What’s new in spinal cord stimulation

3 minute read


Many of those who have opted for having electrodes implanted in their backs have experienced great improvements to their quality of life


Patients are increasingly turning to spinal cord stimulation to tackle chronic back pain, Australian pain experts say.

The move comes as technology rapidly improves, and the harms of alternatives such as opioids and other drugs, become more apparent.

Many of those who have opted for having electrodes implanted in their backs have experienced great improvements to their quality of life, including better sleep and greater mobility, with some being able to leave the house for the first time in years.

Dr Alan Nazha, a Sydney pain physician and interventional pain specialist, wants doctors and their patients to know that this spinal cord stimulation is an option, but warns that it is not a panacea.

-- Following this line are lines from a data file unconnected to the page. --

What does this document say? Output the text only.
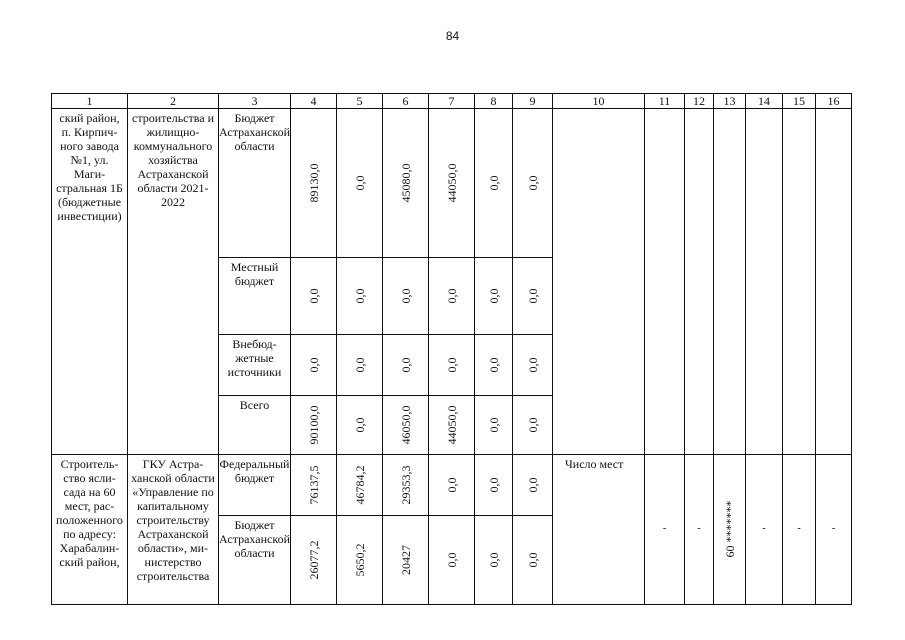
84
1	2	3	4	5	6	7	8	9	10	11	12	13	14	15	16
ский район, п. Кирпичного завода №1, ул. Магистральная 1Б (бюджетные инвестиции)	строительства и жилищно-коммунального хозяйства Астраханской области 2021-2022	Бюджет Астраханской области	89130,0	0,0	45080,0	44050,0	0,0	0,0							

		Местный бюджет	0,0	0,0	0,0	0,0	0,0	0,0							

		Внебюджетные источники	0,0	0,0	0,0	0,0	0,0	0,0							

		Всего	90100,0	0,0	46050,0	44050,0	0,0	0,0							

Строительство ясли-сада на 60 мест, расположенного по адресу: Харабалинский район,	ГКУ Астраханской области «Управление по капитальному строительству Астраханской области», министерство строительства	Федеральный бюджет	76137,5	46784,2	29353,3	0,0	0,0	0,0	Число мест	-	-	60 *******	-	-	-
		Бюджет Астраханской области	26077,2	5650,2	20427	0,0	0,0	0,0							
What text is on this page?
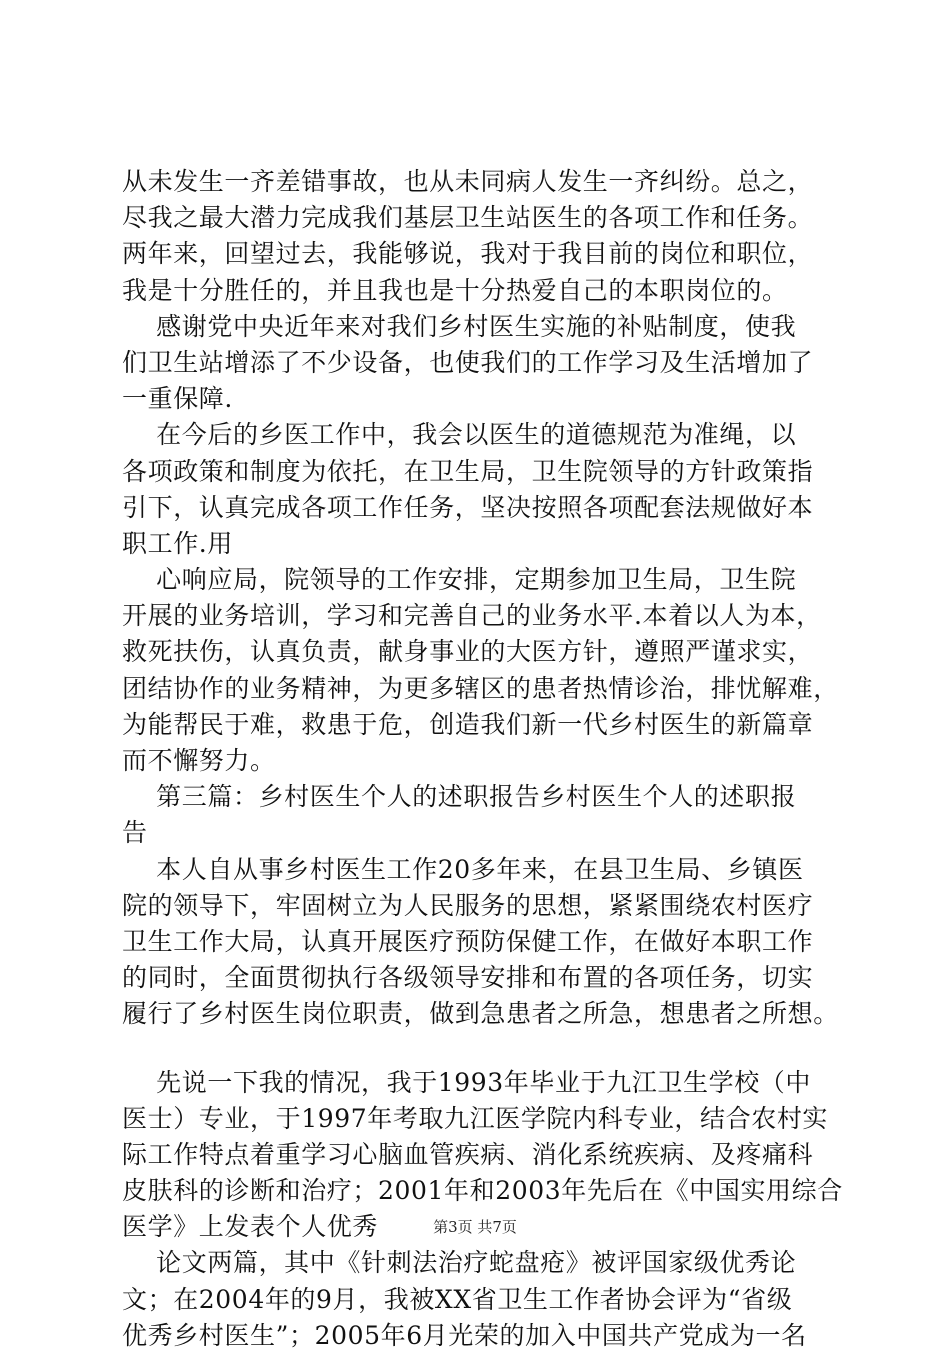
从未发生一齐差错事故，也从未同病人发生一齐纠纷。总之，
尽我之最大潜力完成我们基层卫生站医生的各项工作和任务。
两年来，回望过去，我能够说，我对于我目前的岗位和职位，
我是十分胜任的，并且我也是十分热爱自己的本职岗位的。
感谢党中央近年来对我们乡村医生实施的补贴制度，使我
们卫生站增添了不少设备，也使我们的工作学习及生活增加了
一重保障.
在今后的乡医工作中，我会以医生的道德规范为准绳，以
各项政策和制度为依托，在卫生局，卫生院领导的方针政策指
引下，认真完成各项工作任务，坚决按照各项配套法规做好本
职工作.用
心响应局，院领导的工作安排，定期参加卫生局，卫生院
开展的业务培训，学习和完善自己的业务水平.本着以人为本，
救死扶伤，认真负责，献身事业的大医方针，遵照严谨求实，
团结协作的业务精神，为更多辖区的患者热情诊治，排忧解难，
为能帮民于难，救患于危，创造我们新一代乡村医生的新篇章
而不懈努力。
第三篇：乡村医生个人的述职报告乡村医生个人的述职报
告
本人自从事乡村医生工作20多年来，在县卫生局、乡镇医
院的领导下，牢固树立为人民服务的思想，紧紧围绕农村医疗
卫生工作大局，认真开展医疗预防保健工作，在做好本职工作
的同时，全面贯彻执行各级领导安排和布置的各项任务，切实
履行了乡村医生岗位职责，做到急患者之所急，想患者之所想。
先说一下我的情况，我于1993年毕业于九江卫生学校（中
医士）专业，于1997年考取九江医学院内科专业，结合农村实
际工作特点着重学习心脑血管疾病、消化系统疾病、及疼痛科
皮肤科的诊断和治疗；2001年和2003年先后在《中国实用综合
医学》上发表个人优秀
论文两篇，其中《针刺法治疗蛇盘疮》被评国家级优秀论
文；在2004年的9月，我被XX省卫生工作者协会评为“省级
优秀乡村医生”；2005年6月光荣的加入中国共产党成为一名
第3页 共7页
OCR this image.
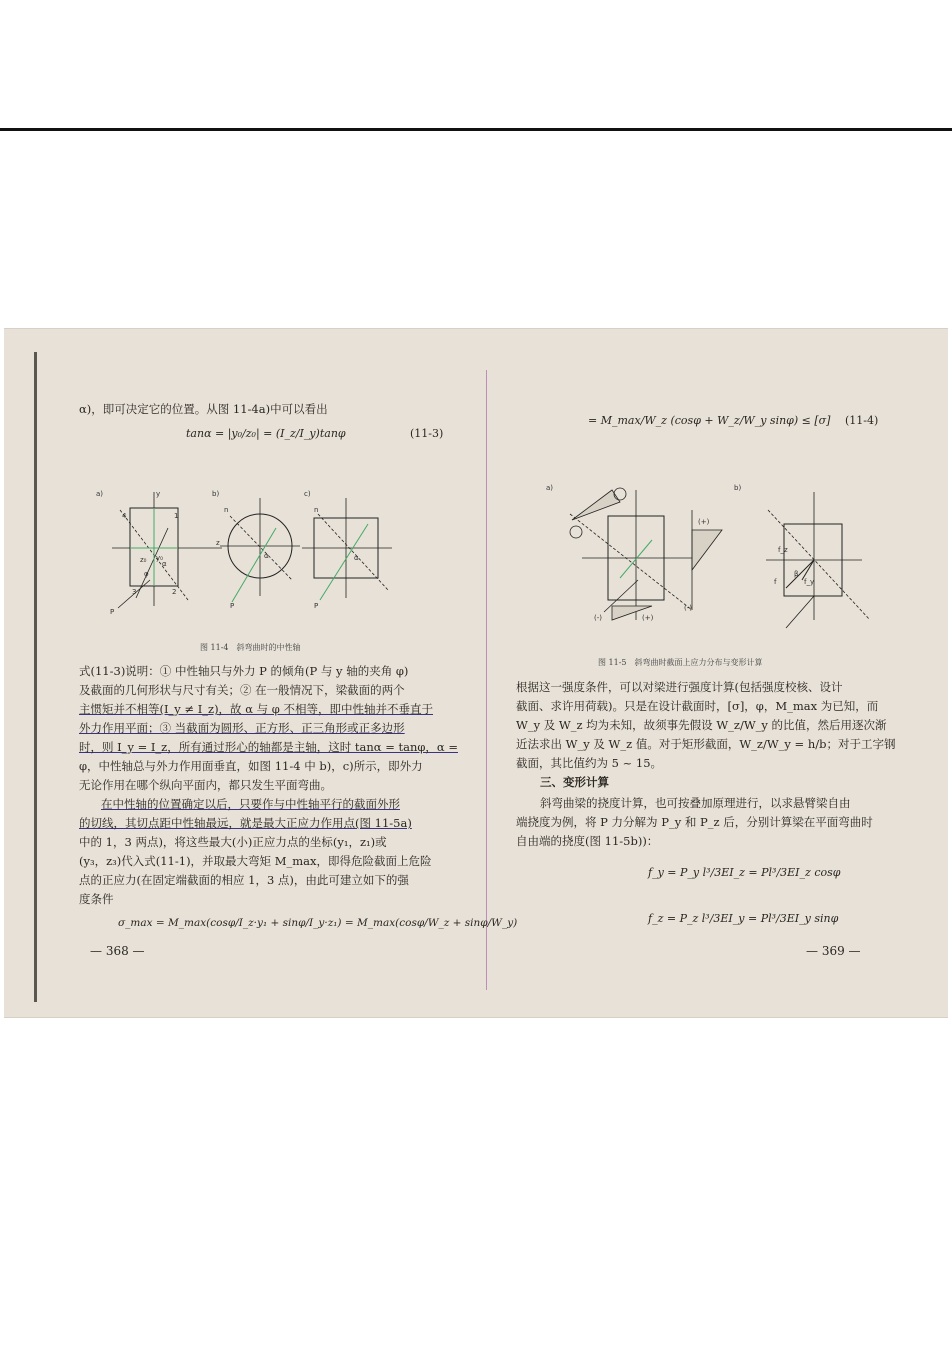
α)，即可决定它的位置。从图 11-4a)中可以看出
tanα = |y₀/z₀| = (I_z/I_y)tanφ	(11-3)
a)	y
z
4	1
3	2
α
φ
y₀
z₀
P
b)
n
P
α
c)
n
P
α
图 11-4　斜弯曲时的中性轴
式(11-3)说明：① 中性轴只与外力 P 的倾角(P 与 y 轴的夹角 φ)
及截面的几何形状与尺寸有关；② 在一般情况下，梁截面的两个
主惯矩并不相等(I_y ≠ I_z)，故 α 与 φ 不相等，即中性轴并不垂直于
外力作用平面；③ 当截面为圆形、正方形、正三角形或正多边形
时，则 I_y = I_z，所有通过形心的轴都是主轴，这时 tanα = tanφ，α =
φ，中性轴总与外力作用面垂直，如图 11-4 中 b)，c)所示，即外力
无论作用在哪个纵向平面内，都只发生平面弯曲。
在中性轴的位置确定以后，只要作与中性轴平行的截面外形
的切线，其切点距中性轴最远，就是最大正应力作用点(图 11-5a)
中的 1，3 两点)，将这些最大(小)正应力点的坐标(y₁，z₁)或
(y₃，z₃)代入式(11-1)，并取最大弯矩 M_max，即得危险截面上危险
点的正应力(在固定端截面的相应 1，3 点)，由此可建立如下的强
度条件
σ_max = M_max(cosφ/I_z·y₁ + sinφ/I_y·z₁) = M_max(cosφ/W_z + sinφ/W_y)
— 368 —
= M_max/W_z (cosφ + W_z/W_y sinφ) ≤ [σ] (11-4)
a)
(+)
(-)
(-)	(+)
b)
f_z
f	f_y
β
图 11-5　斜弯曲时截面上应力分布与变形计算
根据这一强度条件，可以对梁进行强度计算(包括强度校核、设计
截面、求许用荷载)。只是在设计截面时，[σ]，φ，M_max 为已知，而
W_y 及 W_z 均为未知，故须事先假设 W_z/W_y 的比值，然后用逐次渐
近法求出 W_y 及 W_z 值。对于矩形截面，W_z/W_y = h/b；对于工字钢
截面，其比值约为 5 ~ 15。
三、变形计算
斜弯曲梁的挠度计算，也可按叠加原理进行，以求悬臂梁自由
端挠度为例，将 P 力分解为 P_y 和 P_z 后，分别计算梁在平面弯曲时
自由端的挠度(图 11-5b))：
f_y = P_y l³/3EI_z = Pl³/3EI_z cosφ
f_z = P_z l³/3EI_y = Pl³/3EI_y sinφ
— 369 —
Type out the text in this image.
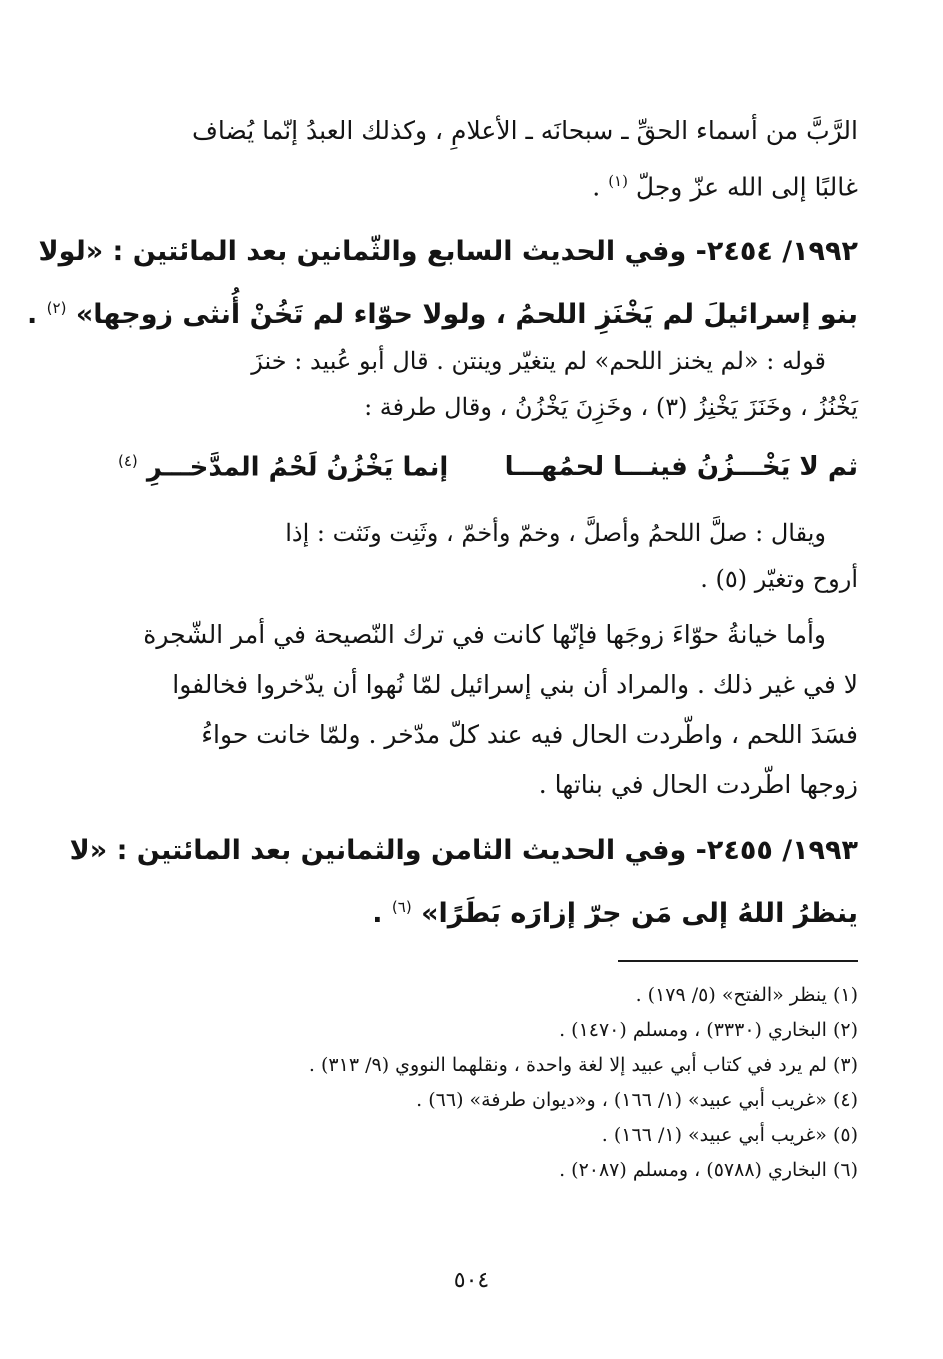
الرَّبَّ من أسماء الحقِّ ـ سبحانَه ـ الأعلامِ ، وكذلك العبدُ إنّما يُضاف
غالبًا إلى الله عزّ وجلّ $^{(١)}$ .
١٩٩٢/ ٢٤٥٤- وفي الحديث السابع والثّمانين بعد المائتين : «لولا
بنو إسرائيلَ لم يَخْنَزِ اللحمُ ، ولولا حوّاء لم تَخُنْ أُنثى زوجها» $^{(٢)}$ .
قوله : «لم يخنز اللحم» لم يتغيّر وينتن . قال أبو عُبيد : خنزَ
يَخْنُزُ ، وخَنَزَ يَخْنِزُ (٣) ، وخَزِنَ يَخْزُنُ ، وقال طرفة :
ثم لا يَخْـــزُنُ فينـــا لحمُهـــا
إنما يَخْزُنُ لَحْمُ المدَّخـــرِ $^{(٤)}$
ويقال : صلَّ اللحمُ وأصلَّ ، وخمّ وأخمّ ، وثَنِت ونَثت : إذا
أروح وتغيّر (٥) .
وأما خيانةُ حوّاءَ زوجَها فإنّها كانت في ترك النّصيحة في أمر الشّجرة
لا في غير ذلك . والمراد أن بني إسرائيل لمّا نُهوا أن يدّخروا فخالفوا
فسَدَ اللحم ، واطّردت الحال فيه عند كلّ مدّخر . ولمّا خانت حواءُ
زوجها اطّردت الحال في بناتها .
١٩٩٣/ ٢٤٥٥- وفي الحديث الثامن والثمانين بعد المائتين : «لا
ينظرُ اللهُ إلى مَن جرّ إزارَه بَطَرًا» $^{(٦)}$ .
(١) ينظر «الفتح» (٥/ ١٧٩) .
(٢) البخاري (٣٣٣٠) ، ومسلم (١٤٧٠) .
(٣) لم يرد في كتاب أبي عبيد إلا لغة واحدة ، ونقلهما النووي (٩/ ٣١٣) .
(٤) «غريب أبي عبيد» (١/ ١٦٦) ، و«ديوان طرفة» (٦٦) .
(٥) «غريب أبي عبيد» (١/ ١٦٦) .
(٦) البخاري (٥٧٨٨) ، ومسلم (٢٠٨٧) .
٥٠٤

For starters, the neuromodulators were only for neuropathic pain and did not fix the underlying problem, Dr Nazha said.

Like pacemakers, the programmable devices deliver currents through an electrode into the back. The exact mode of action that makes spinal cord stimulation effective remains unclear.

One aspect of it appears to be that it operates on the gateway theory – which is the same process that happens when someone grabs hold of their elbow when they hit it, they stimulate the sensory fibres to override the pain fibres.

Stimulation devices are getting smaller and faster to charge. Some now have the batteries outside the body or can be charged wirelessly through induction, like some new mobile phones.

One of the new models is MRI compatible, which removes one major obstacle in the minds of clinicians debating the benefits of a device for a condition that is not specifically life-threatening.

These improvements made them an increasingly attractive option to patients. Dr Nazha said he had seen a dramatic increase in the number of patients seeking the therapy in the last five years.

Presenting a talk on spinal cord stimulation for GPs and physiotherapists earlier this month in Sydney, Dr Nazha said it was a “very exciting” time to be in the field of pain management, but  those in the industry “need to make sure we don’t get ahead of ourselves”.

The important things to consider in spinal cord stimulation were whether this was the most appropriate device for this patient with this condition, he said.

Conditions that were likely to respond included: failed back surgery syndrome, complex regional pain syndrome, refractory angina pectoris and neuropathic pain secondary to peripheral nerve damage.

Those who potentially could respond included patients with pain associated with peripheral vascular disease, brachial plexopathy (partial not avulsion) or post irradiation, axial pain following surgery, intercostal neuralgia such as post thoracotomy or other peripheral neuropathic pain syndromes, such as those following trauma.

Non-specific or overly optimistic expectations are a red flag for Dr Nazha. As was pain that had lasted for more than a decade, patients with untreated depression, fear avoidance behaviour and people who were actively litigating a worker’s compensation case.

“As with any technology, the technology can fail,” he said, pointing to issues such as lead migration, battery problems and infection.

Fortunately, he said the “common things are not bad, and the bad stuff is pretty rare”.

The technology has been around for half a century, and the evidence for the devices is growing. Nevertheless, level one evidence in the form of randomised controlled trials is still thin on the ground, largely due to the ethics of performing a comparison surgery with a placebo, ineffective, device.